Der Polizeibeamte hielt noch immer die fußseitig gummierten, blauen Papierüberzüge für die Schuhe direkt vor Monas Gesicht. An Absperrungen entlang ging es dann durch einen riesigen Raum, in dem Menschen in albernen Sachen bei flutlichtartiger Beleuchtung umherirrten oder hilflos in Grüppchen beieinander saßen. Monas selbstdunkelnde Brillengläser waren in Sekundenbruchteilen fast schwarz geworden. Das weckte bei dem Polizisten anscheinend eine Art Blindenreflex. Er packte sie am Ellenbogen und sagte unnötig laut: „Hier entlang bitte!“

Quer über die gläserne Tanzfläche, vorbei an futuristisch gestylten Bars, den Ringermatten und Liebesschaukeln gelangte Mona zum hinteren Bereich.

„In einem der Spielzimmer, den Playrooms, wie die das nennen, ist ein ungewöhnlicher Mord passiert“, sagte der Kriminalbeamte aufgeregt.

Schon klar, dachte sich Mona. Für einen gewöhnlichen Mord hätte man mich ja auch nicht aus dem Urlaub geholt.Dochsie verkniff sich den Kommentar. Auch hatte sie keine Lust, den Beamten über ihren korrekten Dienstgrad und ihre Funktion als Sonderermittlerin des BKA aufzuklären. Die abgehobene Art, mit der das BKA zuweilen an Tatorten auftauchte und den normalen Kriminalbeamten ihre Fälle wegschnappte, war nicht ihr Ding. Monas frühere Jahre beim LKA Leipzig, Dezernat für Personendelikte, hatten sie dahingehend sehr geprägt.

Das kurze Aufstieben des Talkums beim Überstreifen der Latexhandschuhe stimmte Mona auf das ein, was sie erwartete. Niemanden wunderte die angeödete Miene, mit der sie ihrer Kollegin von der Spurensicherung hinterherschlurfte.

„Die Alte hat dich bestimmt höchstpersönlich aus’m Bettchen jetrommelt, richtig? Ick hab schon jehört. Tut mir leid! Bist eben det Ass im Ärmel, weeßte ja!“, berlinerte Tina Schliebe hinter ihrem Mundschutz. Deren weiße Ganzkörperkombi aus Spezialpapier weckte in Mona plötzlich äußerst seltsame Assoziationen.

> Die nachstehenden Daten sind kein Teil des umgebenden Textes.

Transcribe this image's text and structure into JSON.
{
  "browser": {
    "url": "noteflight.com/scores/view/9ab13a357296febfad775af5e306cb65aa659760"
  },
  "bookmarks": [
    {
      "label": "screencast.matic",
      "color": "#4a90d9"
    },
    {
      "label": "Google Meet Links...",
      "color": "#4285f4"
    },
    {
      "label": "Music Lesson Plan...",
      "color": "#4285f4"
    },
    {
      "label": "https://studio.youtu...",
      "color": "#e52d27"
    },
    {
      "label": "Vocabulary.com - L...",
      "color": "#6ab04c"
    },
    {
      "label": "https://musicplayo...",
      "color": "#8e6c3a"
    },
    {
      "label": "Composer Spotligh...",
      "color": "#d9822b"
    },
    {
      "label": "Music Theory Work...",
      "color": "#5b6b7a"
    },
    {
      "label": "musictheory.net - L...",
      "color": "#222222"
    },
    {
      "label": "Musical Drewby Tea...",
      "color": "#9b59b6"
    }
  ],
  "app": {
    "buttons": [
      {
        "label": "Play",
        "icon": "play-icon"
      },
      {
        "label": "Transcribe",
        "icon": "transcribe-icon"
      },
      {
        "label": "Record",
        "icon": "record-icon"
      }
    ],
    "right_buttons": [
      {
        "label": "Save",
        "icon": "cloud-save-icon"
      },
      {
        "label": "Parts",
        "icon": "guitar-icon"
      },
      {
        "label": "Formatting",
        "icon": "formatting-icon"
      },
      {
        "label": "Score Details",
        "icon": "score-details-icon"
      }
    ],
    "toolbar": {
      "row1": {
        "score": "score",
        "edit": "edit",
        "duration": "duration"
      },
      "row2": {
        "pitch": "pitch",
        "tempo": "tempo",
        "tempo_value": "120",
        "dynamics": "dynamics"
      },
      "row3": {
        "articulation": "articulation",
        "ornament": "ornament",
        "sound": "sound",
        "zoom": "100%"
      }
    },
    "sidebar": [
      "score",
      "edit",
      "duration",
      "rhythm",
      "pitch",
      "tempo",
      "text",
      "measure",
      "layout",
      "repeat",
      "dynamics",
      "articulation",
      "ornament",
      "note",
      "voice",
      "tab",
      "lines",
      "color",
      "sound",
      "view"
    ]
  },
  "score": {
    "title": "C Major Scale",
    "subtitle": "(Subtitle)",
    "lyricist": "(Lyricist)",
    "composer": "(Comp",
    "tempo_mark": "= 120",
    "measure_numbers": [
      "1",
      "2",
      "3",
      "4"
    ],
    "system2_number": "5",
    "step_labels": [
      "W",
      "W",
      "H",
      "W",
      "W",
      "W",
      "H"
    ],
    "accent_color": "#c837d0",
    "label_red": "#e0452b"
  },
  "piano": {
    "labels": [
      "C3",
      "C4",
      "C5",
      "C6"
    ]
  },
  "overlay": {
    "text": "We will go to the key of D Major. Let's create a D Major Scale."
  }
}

Trotz des dienstlichen Autoritätsgefälles war zwischen Mona und Tina mit den Jahren der Zusammenarbeit eine angenehme Vertrautheit entstanden. Zwei Frauen in den besten Jahren, beide geschieden, beide beschädigte Ware.

Stechende Schmerzen hämmerten in Monas Kopf, als ihr plötzlich ein Licht aufging: Hier waren René und sie diese Nacht gewesen. Im „KINK KLUB“, Berlins schickster Swinger-Disko.

3

19. Juni, zeitgleich, selber Ort

Während ich noch an der Frozen Margarita nippte, die mir serviert wurde, kurz bevor ein entsetzlicher Schrei den bunten Trubel gerinnen ließ und das pure Chaos entfachte, beobachtete ich fasziniert, was kaltes Neonlicht alles anzurichten im Stande war. Eben noch verzauberte die exquisit choreografierte Licht-Show das Auge und machte aus Krethi und Plethi in ihren Latex-und Lederverkleidungen laszive Kunstfiguren, da war auch schon Schluss mit lustig. Das große weiße Licht ging an und ließ jede Illusion zerplatzen.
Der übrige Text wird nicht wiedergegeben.